La répression est impitoyable et les nationalistes appliquent la « Terreur blanche », exécutant des syndicalistes, des intellectuels, et des opposants présumés. Les républicains, de leur côté, ne sont pas en reste dans les premiers mois, avec des purges importantes.
Prélude à la Seconde Guerre mondiale
Franco et Hitler © DR
Le Maroc, zone espagnole, avec son armée nord-africaine, devient un instrument logistique et stratégique pour Franco. Son armée y forge son efficacité, soutenue par l’Italie mussolinienne et l’Allemagne nazie, les républicains reçoivent un soutien soviétique, ainsi que des brigades internationales.

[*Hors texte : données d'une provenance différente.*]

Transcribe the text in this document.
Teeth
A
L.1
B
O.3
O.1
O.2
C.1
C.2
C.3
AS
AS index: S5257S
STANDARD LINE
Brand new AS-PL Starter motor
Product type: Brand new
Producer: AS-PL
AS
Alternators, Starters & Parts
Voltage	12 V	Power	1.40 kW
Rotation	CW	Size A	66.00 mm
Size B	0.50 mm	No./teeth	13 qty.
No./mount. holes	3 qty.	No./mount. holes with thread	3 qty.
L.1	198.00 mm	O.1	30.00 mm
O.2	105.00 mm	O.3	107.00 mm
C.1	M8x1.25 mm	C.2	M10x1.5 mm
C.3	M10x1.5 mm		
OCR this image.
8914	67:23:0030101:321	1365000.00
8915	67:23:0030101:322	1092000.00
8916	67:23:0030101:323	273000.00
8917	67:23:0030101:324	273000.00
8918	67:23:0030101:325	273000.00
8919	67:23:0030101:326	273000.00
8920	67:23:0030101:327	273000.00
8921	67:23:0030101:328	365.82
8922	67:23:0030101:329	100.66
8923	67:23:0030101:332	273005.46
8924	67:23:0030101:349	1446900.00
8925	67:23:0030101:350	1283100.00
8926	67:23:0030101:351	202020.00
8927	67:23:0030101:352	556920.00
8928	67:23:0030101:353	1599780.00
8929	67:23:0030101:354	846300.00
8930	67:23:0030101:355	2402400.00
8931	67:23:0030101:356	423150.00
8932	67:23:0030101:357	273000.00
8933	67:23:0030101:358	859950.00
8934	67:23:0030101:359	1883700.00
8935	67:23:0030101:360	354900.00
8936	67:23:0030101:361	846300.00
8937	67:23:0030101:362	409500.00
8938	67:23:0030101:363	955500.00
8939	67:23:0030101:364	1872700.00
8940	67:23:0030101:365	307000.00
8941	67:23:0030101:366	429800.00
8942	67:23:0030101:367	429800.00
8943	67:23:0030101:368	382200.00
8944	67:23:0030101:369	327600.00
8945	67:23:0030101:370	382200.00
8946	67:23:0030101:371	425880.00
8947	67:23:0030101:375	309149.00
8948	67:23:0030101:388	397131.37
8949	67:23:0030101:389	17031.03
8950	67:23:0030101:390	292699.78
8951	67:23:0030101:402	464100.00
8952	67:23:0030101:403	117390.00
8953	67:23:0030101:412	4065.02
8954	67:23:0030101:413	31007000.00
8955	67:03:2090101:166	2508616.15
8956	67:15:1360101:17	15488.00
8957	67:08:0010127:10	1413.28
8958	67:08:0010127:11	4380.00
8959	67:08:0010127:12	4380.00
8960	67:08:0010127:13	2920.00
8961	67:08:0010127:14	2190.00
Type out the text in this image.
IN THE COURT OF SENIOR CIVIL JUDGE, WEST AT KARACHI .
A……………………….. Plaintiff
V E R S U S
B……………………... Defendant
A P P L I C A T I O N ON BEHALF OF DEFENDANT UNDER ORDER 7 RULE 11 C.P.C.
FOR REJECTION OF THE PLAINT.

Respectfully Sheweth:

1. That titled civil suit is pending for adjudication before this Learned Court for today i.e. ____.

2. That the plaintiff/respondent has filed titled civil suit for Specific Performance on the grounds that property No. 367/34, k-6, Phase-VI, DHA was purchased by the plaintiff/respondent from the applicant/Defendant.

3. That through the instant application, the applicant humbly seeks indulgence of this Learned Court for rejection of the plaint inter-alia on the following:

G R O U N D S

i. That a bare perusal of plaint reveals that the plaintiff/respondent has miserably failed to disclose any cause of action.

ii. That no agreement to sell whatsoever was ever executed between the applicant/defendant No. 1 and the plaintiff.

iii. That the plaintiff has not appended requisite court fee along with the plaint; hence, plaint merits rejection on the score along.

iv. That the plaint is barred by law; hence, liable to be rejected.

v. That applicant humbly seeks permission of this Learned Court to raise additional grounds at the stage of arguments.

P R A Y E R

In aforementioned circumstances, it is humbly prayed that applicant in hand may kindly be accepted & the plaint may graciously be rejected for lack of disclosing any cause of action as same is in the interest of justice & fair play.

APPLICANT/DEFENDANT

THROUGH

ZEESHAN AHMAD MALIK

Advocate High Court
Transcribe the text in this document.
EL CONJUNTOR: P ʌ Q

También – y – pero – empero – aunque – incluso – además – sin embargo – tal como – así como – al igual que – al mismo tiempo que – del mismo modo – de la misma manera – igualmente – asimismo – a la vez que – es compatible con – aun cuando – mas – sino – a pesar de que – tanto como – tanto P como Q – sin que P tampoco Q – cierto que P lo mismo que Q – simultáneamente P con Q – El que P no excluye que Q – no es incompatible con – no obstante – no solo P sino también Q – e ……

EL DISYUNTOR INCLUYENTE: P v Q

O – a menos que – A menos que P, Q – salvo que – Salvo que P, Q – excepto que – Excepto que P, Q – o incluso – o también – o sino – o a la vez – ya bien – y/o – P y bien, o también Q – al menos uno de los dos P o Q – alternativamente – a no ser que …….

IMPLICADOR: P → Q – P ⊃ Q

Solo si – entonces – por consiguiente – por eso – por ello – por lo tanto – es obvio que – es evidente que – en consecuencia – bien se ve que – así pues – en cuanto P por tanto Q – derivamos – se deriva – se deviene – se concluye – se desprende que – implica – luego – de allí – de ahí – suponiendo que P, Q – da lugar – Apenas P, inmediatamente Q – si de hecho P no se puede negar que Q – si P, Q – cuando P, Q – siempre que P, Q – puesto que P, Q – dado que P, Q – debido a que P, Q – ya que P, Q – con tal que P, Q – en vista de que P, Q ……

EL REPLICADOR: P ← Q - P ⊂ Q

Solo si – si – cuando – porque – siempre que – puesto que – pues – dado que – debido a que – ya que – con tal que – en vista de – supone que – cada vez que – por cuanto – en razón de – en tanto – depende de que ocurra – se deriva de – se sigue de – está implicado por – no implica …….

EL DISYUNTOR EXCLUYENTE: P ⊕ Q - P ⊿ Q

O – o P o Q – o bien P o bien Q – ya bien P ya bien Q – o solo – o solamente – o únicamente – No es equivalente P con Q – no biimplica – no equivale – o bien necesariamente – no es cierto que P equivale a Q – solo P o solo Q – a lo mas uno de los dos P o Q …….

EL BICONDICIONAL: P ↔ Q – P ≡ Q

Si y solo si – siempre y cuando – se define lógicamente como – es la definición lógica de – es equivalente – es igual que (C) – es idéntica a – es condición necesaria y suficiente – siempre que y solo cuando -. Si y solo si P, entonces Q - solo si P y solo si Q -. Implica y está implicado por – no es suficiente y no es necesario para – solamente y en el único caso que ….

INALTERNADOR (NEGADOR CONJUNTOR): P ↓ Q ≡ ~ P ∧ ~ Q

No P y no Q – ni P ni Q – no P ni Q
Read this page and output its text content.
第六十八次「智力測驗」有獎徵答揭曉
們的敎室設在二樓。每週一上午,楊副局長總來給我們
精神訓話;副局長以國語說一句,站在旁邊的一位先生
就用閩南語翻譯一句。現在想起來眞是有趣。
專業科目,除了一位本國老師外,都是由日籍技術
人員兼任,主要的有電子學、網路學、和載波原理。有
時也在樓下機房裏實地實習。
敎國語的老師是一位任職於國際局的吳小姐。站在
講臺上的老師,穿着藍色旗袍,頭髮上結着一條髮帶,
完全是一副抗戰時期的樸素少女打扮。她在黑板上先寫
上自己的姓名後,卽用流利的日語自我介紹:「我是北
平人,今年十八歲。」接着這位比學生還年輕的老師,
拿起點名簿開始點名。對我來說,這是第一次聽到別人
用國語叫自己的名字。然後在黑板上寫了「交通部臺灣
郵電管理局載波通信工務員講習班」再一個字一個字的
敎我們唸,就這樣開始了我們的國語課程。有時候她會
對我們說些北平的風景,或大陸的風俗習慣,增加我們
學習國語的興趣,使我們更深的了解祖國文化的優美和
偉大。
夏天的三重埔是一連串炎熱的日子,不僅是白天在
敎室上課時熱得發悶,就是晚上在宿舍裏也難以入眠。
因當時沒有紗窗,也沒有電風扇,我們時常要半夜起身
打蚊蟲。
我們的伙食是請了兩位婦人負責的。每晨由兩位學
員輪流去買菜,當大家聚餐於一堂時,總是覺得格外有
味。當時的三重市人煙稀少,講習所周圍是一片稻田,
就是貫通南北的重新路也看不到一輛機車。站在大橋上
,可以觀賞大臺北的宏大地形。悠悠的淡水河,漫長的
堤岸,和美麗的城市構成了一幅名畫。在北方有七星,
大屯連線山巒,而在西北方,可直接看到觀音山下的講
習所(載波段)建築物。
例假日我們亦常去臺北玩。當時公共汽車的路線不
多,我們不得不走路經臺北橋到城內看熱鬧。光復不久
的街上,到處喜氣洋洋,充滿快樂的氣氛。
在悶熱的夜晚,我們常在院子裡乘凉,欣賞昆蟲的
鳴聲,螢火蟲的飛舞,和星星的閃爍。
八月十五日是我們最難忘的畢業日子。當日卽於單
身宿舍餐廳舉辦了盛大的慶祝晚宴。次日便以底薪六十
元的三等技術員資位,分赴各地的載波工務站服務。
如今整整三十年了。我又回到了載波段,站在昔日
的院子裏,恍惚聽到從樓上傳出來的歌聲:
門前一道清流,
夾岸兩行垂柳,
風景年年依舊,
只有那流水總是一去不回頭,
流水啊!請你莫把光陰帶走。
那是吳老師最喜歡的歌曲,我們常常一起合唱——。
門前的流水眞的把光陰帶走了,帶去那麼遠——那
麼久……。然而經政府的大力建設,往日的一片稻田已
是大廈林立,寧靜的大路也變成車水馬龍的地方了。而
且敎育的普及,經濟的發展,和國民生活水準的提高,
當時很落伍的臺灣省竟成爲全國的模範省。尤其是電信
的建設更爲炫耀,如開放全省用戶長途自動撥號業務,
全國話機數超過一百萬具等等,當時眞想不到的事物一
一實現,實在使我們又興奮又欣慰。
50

Beaupré de la brutalité d’un conflit idéologique, le soulèvement de 1936 est souvent considéré comme « un avant-goût » de la Seconde Guerre mondiale, testant les armes, les tactiques et la diplomatie européenne.
Après la victoire nationaliste en avril 1939, Franco installe une dictature ultraconservatrice jusqu’en 1975. Les protectorats sont maintenus dans un climat de répression, avant leur indépendance en 1956. Au Maroc, le ressentiment envers les bombardements de 1936 comme ceux de Tétouan demeure, marquant la mémoire collective locale. Certains chercheurs affirment que le conflit espagnol a accentué la montée nationaliste marocain, renforçant les critiques contre la présence coloniale espagnole.
Le Maroc a vu le début du conflit, a été acteur secondaire et a subi des effets directs.